I loro sguardi altezzosi fingono di non vederla nel suo abbigliamento umile. Un bambino tira per un braccio la propria madre sussurrandole all'orecchio e indicando Amy con il suo ditino paffuto.
Amy sorride e volge il suo sguardo al commesso. Si avvicina al bancone di mogano lucido. Due signore con pellicce vistose bisbigliano e ridono senza smettere di guardarla.
Un signore dai capelli bianchi e piuttosto robusto le sorride da dietro il bancone. Lei gli rivolge la più completa attenzione.
«Salve.» saluta Amy.
«Buona sera, signorina. Cosa posso fare per lei?»
Amy nota come la stia trattando come una comunissima cliente. Gli sorride grata della gentilezza.
«Ho letto fuori che comprate gioielleria usata...» comincia Amy.
«Che cosa vorrebbe vendere?»
«Io avrei questa collana. Vorrei vendere la catenina d'oro.
Quanto potrebbe essere il valore stimato?»
«Posso vedere, signorina?»
«C-Certo!».
L'uomo afferra delicatamente la catenina e la osserva bene con i suoi occhiali dalla montatura dorata. Soppesa la collana, la lascia cadere su una bilancina e batte i tasti di una calcolatrice.
«Non posso darle più di 200 dollari. Le vanno bene?»
«Sì, molto gentile!».
Lui le sorride, afferra la catenina e la mette sotto il bancone.
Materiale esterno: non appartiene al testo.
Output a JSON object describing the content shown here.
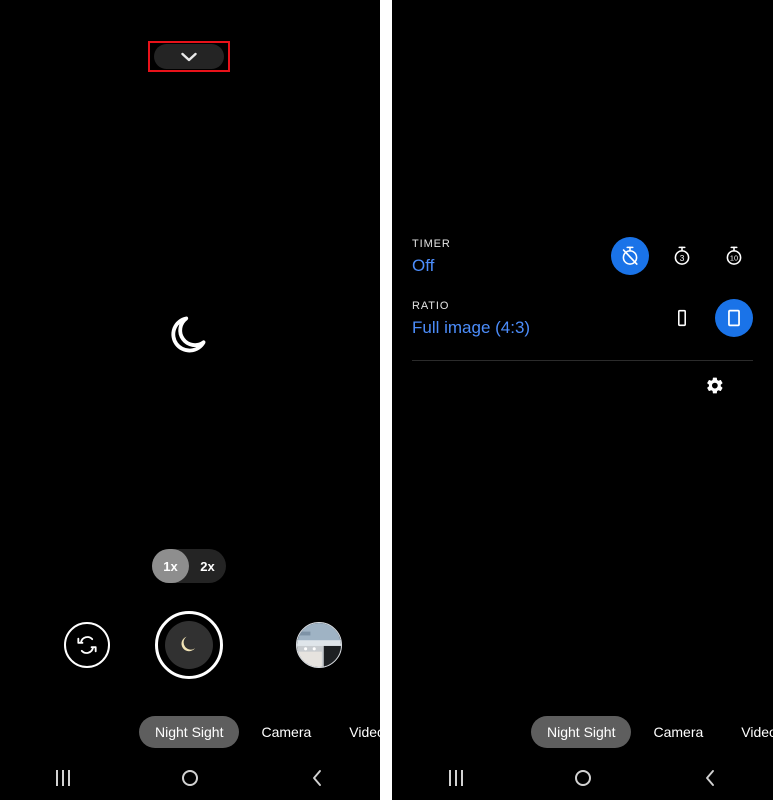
{
  "panels": [
    {
      "id": "left",
      "name": "camera-viewfinder-panel",
      "top_pill": {
        "icon": "chevron-down-icon",
        "highlighted": true
      },
      "center_watermark_icon": "crescent-moon-icon",
      "drawer_visible": false
    },
    {
      "id": "right",
      "name": "camera-settings-drawer-panel",
      "top_pill": {
        "icon": "chevron-down-icon",
        "highlighted": false
      },
      "center_watermark_icon": "",
      "drawer_visible": true
    }
  ],
  "drawer": {
    "timer": {
      "label": "TIMER",
      "value": "Off",
      "options": [
        {
          "icon": "timer-off-icon",
          "label": "Off",
          "selected": true
        },
        {
          "icon": "timer-3s-icon",
          "label": "3",
          "selected": false
        },
        {
          "icon": "timer-10s-icon",
          "label": "10",
          "selected": false
        }
      ]
    },
    "ratio": {
      "label": "RATIO",
      "value": "Full image (4:3)",
      "options": [
        {
          "icon": "ratio-16-9-icon",
          "label": "16:9",
          "selected": false
        },
        {
          "icon": "ratio-4-3-icon",
          "label": "4:3",
          "selected": true
        }
      ]
    },
    "settings": {
      "icon": "gear-icon",
      "label": "Settings"
    }
  },
  "zoom": {
    "options": [
      {
        "label": "1x",
        "active": true
      },
      {
        "label": "2x",
        "active": false
      }
    ]
  },
  "controls": {
    "flip_camera": {
      "icon": "flip-camera-icon",
      "label": "Switch camera"
    },
    "shutter": {
      "icon": "crescent-moon-icon",
      "label": "Capture"
    },
    "gallery_thumbnail": {
      "icon": "photo-thumbnail",
      "label": "Last photo"
    }
  },
  "modes": [
    {
      "label": "Night Sight",
      "active": true
    },
    {
      "label": "Camera",
      "active": false
    },
    {
      "label": "Video",
      "active": false
    }
  ],
  "navbar": [
    {
      "icon": "recents-icon",
      "label": "Recents"
    },
    {
      "icon": "home-icon",
      "label": "Home"
    },
    {
      "icon": "back-icon",
      "label": "Back"
    }
  ],
  "colors": {
    "accent_blue": "#1a73e8",
    "value_text_blue": "#4c8dfb",
    "highlight_red": "#e8121a",
    "panel_bg": "#000000",
    "pill_bg": "#242424",
    "active_mode_bg": "#5e5e5e"
  }
}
Apre la cassa e le porge i soldi accordati.
Prima di andarsene, però, Amy tenta di parlargli ancora.
«Posso esserle ancora utile?» domanda il commesso che comprende la sua indecisione.
«Io vorrei chiederle se può consigliarmi un hotel dove dormire...»
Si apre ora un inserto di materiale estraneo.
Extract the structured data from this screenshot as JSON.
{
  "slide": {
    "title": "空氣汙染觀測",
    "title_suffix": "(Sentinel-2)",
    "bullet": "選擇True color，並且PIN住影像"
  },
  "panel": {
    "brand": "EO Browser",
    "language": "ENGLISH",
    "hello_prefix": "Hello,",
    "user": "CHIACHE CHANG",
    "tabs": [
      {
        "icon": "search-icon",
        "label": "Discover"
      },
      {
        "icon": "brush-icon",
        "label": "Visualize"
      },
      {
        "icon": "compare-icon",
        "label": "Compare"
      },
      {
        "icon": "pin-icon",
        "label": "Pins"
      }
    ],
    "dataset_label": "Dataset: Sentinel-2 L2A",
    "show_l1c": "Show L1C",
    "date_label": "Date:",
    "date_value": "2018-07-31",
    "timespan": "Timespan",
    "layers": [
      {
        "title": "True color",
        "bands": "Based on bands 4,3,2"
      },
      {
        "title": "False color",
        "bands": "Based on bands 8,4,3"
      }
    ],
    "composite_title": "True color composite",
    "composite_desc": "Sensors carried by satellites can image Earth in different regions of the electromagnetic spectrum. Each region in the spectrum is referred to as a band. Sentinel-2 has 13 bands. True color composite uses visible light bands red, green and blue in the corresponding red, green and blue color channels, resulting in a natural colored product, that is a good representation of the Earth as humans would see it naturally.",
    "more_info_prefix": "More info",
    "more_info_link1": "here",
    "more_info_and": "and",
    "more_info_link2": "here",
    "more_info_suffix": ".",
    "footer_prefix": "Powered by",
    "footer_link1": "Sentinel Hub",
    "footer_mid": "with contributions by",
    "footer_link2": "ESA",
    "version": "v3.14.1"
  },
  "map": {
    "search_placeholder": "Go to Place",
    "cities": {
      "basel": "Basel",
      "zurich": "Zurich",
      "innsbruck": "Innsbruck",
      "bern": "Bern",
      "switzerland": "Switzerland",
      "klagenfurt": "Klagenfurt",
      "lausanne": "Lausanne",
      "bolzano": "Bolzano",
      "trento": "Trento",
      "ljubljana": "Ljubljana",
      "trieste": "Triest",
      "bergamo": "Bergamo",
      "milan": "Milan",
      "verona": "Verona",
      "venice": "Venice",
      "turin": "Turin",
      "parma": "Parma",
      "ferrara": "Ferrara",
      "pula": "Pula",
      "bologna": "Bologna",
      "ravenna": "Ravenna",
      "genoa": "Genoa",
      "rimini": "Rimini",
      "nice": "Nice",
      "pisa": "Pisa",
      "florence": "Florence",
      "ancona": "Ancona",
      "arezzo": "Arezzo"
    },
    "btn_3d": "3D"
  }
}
Il commesso, questa volta, la osserva dall'alto e in basso.
Ha assunto l'aria snob come quella di tutti quei clienti in quel negozio.
«A pochi isolati da qui troverà un hotel dagli umili prezzi.» pronuncia quasi sgarbato, «Giri a destra e prosegua dritto per un paio di isolati, troverà sicuramente il Manhattan Brothers Hotel.»
«Grazie mille, arrivederci.» mormora Amy, congedandosi il più presto possibile. Stringe i denti ed esce dal negozio. Gli volge un'ultima occhiata e si augura di non doverci rientrare mai più.